EMS volumes are “relatively consistent,” but the ability to move patients through the system has created “higher-than-normal” demand on front-line paramedics, said an email from Jeremy Olfert, an Edmonton Zone EMS operations associate executive.
AHS sent stretchers to the “five major sites” in the Edmonton health zone, to help paramedics return to service and community coverage, Olfert said.
“The deployment of these stretchers will help address the low availability we have seen across the sites,” Olfert said.
“It is also important to note that while these stretchers may be stored in the ambulance bays at some facilities, patient care will occur within the hospital site.”
AHS continues to take steps to temporarily grow hospital capacity, such as creating overcapacity spaces and discharging patients more quickly, an agency spokesperson told CBC.
“Additional stretchers were put in place in Edmonton hospitals as a precautionary measure on Feb. 26 but, to date, they have not been needed to manage patient volumes,” the spokesperson said, noting that patient volumes at Edmonton emergency departments remain above average.

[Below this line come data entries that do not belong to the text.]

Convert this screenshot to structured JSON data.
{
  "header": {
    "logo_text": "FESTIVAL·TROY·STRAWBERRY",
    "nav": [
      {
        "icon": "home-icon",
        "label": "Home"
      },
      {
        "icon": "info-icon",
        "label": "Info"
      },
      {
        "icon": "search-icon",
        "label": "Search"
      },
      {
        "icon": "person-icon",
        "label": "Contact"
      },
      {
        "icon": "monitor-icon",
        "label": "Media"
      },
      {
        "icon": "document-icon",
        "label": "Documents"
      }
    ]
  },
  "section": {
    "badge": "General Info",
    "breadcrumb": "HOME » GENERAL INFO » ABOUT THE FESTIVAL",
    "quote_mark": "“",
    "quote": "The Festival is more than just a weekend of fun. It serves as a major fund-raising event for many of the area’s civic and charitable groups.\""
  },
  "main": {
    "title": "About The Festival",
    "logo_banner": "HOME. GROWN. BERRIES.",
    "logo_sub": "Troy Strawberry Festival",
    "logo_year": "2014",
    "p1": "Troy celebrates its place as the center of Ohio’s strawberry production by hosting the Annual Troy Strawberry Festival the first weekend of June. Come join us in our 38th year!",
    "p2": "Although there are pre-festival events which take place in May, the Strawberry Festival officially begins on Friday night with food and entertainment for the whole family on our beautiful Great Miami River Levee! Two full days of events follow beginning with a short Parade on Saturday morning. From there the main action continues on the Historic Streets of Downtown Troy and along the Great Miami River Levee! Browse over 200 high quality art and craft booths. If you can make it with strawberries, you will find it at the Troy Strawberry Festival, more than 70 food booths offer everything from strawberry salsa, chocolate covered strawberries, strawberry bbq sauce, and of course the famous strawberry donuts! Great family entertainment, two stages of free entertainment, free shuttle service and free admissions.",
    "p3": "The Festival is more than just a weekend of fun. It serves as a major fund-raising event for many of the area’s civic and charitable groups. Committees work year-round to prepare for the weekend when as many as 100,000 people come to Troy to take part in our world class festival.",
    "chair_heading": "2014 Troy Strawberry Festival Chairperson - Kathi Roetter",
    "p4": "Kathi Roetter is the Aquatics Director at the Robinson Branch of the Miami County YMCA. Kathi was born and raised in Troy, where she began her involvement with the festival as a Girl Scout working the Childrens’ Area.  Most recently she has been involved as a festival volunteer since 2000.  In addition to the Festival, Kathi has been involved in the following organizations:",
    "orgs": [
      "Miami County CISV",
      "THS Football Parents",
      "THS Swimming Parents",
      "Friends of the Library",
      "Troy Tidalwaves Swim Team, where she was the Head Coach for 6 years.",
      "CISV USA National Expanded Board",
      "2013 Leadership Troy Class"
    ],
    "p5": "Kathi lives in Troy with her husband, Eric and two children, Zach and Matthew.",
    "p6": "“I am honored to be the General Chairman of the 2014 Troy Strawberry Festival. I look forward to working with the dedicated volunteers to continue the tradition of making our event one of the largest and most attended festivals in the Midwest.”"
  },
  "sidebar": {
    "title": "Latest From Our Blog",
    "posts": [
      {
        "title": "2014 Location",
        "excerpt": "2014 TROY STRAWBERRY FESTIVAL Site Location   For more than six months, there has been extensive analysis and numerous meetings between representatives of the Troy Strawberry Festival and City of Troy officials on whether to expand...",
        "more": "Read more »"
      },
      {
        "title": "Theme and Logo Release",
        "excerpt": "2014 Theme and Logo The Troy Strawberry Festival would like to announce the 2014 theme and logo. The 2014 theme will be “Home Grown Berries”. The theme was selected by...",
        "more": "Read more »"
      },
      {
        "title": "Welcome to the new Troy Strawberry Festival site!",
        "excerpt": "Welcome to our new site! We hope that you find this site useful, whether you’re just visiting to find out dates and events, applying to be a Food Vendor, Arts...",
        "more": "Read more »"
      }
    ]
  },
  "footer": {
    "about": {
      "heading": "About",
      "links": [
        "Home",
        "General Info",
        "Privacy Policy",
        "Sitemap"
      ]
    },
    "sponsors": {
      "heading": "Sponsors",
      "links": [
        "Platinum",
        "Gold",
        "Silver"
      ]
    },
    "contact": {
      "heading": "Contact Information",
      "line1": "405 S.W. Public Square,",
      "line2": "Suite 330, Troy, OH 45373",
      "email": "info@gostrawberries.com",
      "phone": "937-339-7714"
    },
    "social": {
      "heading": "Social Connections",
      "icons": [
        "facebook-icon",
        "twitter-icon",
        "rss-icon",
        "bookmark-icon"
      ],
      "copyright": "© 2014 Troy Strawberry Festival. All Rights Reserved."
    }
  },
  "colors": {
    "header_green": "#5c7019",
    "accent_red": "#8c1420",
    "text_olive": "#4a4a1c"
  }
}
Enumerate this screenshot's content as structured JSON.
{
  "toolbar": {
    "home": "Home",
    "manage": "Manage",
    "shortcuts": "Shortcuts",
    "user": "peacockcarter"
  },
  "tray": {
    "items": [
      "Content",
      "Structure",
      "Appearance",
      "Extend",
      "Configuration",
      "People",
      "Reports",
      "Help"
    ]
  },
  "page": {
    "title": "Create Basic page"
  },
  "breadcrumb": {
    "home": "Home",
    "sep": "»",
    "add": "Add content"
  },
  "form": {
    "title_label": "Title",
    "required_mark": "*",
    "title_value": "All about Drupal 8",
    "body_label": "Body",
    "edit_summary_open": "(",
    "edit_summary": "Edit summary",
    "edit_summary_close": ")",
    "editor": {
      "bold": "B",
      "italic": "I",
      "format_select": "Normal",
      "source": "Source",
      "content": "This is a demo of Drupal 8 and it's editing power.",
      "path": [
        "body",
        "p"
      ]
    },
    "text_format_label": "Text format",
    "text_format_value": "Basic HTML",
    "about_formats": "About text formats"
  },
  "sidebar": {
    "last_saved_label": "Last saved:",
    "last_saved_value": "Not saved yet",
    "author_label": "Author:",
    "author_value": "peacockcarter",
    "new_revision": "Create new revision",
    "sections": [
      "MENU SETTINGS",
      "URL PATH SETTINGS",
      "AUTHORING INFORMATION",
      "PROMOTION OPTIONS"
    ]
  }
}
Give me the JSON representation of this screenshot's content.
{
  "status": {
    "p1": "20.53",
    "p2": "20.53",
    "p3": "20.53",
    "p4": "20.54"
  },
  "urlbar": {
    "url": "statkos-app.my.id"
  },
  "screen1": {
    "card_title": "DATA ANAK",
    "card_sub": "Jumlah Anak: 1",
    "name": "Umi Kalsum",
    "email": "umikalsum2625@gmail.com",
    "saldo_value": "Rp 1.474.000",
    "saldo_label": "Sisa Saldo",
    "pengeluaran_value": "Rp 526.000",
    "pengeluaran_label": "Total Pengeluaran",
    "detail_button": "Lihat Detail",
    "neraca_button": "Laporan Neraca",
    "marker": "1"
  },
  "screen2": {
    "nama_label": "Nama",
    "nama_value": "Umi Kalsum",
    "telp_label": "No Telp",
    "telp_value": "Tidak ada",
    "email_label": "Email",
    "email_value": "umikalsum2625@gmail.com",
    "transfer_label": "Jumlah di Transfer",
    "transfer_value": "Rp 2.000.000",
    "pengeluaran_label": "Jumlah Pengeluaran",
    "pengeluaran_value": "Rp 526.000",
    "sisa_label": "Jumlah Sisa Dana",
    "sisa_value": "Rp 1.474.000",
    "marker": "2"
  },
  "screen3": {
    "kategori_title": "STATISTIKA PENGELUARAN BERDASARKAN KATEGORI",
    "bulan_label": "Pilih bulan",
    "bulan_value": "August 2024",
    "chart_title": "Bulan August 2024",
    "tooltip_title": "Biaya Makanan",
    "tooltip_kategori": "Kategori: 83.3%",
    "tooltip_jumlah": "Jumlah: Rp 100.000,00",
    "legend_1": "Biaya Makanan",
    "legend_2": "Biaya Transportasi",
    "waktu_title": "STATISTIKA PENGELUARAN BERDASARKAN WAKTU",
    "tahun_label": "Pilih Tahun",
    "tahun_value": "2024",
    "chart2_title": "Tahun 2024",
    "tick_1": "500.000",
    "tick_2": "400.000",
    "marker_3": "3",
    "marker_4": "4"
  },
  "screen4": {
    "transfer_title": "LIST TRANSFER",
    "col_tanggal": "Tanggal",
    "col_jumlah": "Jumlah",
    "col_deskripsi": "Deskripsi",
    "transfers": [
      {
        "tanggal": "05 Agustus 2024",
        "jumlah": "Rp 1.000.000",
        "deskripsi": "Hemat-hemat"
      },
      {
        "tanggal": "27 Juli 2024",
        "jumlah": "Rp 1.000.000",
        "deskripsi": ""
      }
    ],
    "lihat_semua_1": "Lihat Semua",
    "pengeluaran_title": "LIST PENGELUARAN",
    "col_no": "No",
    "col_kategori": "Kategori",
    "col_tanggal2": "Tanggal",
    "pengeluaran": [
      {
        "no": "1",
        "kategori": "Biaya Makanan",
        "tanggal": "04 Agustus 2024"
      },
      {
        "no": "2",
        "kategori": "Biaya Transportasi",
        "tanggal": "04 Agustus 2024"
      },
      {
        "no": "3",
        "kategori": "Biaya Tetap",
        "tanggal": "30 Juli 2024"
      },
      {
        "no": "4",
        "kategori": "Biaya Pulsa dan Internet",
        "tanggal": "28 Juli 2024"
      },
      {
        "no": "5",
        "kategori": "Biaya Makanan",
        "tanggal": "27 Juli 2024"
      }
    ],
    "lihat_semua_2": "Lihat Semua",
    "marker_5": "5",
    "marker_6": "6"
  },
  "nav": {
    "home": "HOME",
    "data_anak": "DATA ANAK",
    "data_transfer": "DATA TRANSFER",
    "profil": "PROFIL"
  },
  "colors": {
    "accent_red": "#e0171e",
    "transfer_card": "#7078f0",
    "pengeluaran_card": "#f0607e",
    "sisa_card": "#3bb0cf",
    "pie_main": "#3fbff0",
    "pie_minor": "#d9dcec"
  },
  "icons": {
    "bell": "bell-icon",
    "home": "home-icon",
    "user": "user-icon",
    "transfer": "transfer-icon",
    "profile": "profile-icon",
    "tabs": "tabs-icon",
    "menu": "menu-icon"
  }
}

Watch | How Alberta Health Services is dealing with Edmonton emergency room capacity:
Estimated emergency room times are hovering between six and nine hours in some Edmonton area hospitals. Alberta Health Services says patient volumes are above average. As CBC’s Travis McEwan reports, the agency has prepared temporary precautions, like stretchers for extra beds.
The University of Alberta Hospital, for example, reorganized care and service delivery in one of its outpatient units, which allowed for more beds, the spokesperson said.
This tactic, which is “not uncommonly used during periods of high patient volumes,” led to the opening of nine new beds at the end of February. They are staffed by emergency department workers, the spokesperson said.
Estimated emergency department wait times in Edmonton range anywhere from three hours to more than seven hours, according to the AHS website.
Health Minister Adriana LaGrange and Infrastructure Minister Martin Long are expected to announce plans Thursday to increase funding for acute care capacity.
‘Limited bed base’
Finding bed spaces has proven to be challenging, said Dr. Darren Markland, an intensive care physician and a nephrologist at Edmonton’s Royal Alexandra Hospital.
“We have a limited bed base, which we’re always juggling,” Markland said.
The juggling act occurs in part because the hospital fills up in other places — most often the emergency department, he said, adding that many of the patients taking space “don’t need to be there.”
“All of a sudden, our bed managers have to literally start shuffling patients,” he said.
Ultimately, issues in Alberta health care are systematic, Markland said, adding that resources are being redirected from public health care to private.
He says private surgical facilities draw resources from acute care and help non-emergent patients, while “strangling primary care, which is supposed to prevent people from getting sick in the first place.”
Combined, those factors add up to leaving people with no other place to go than the hospital, he said.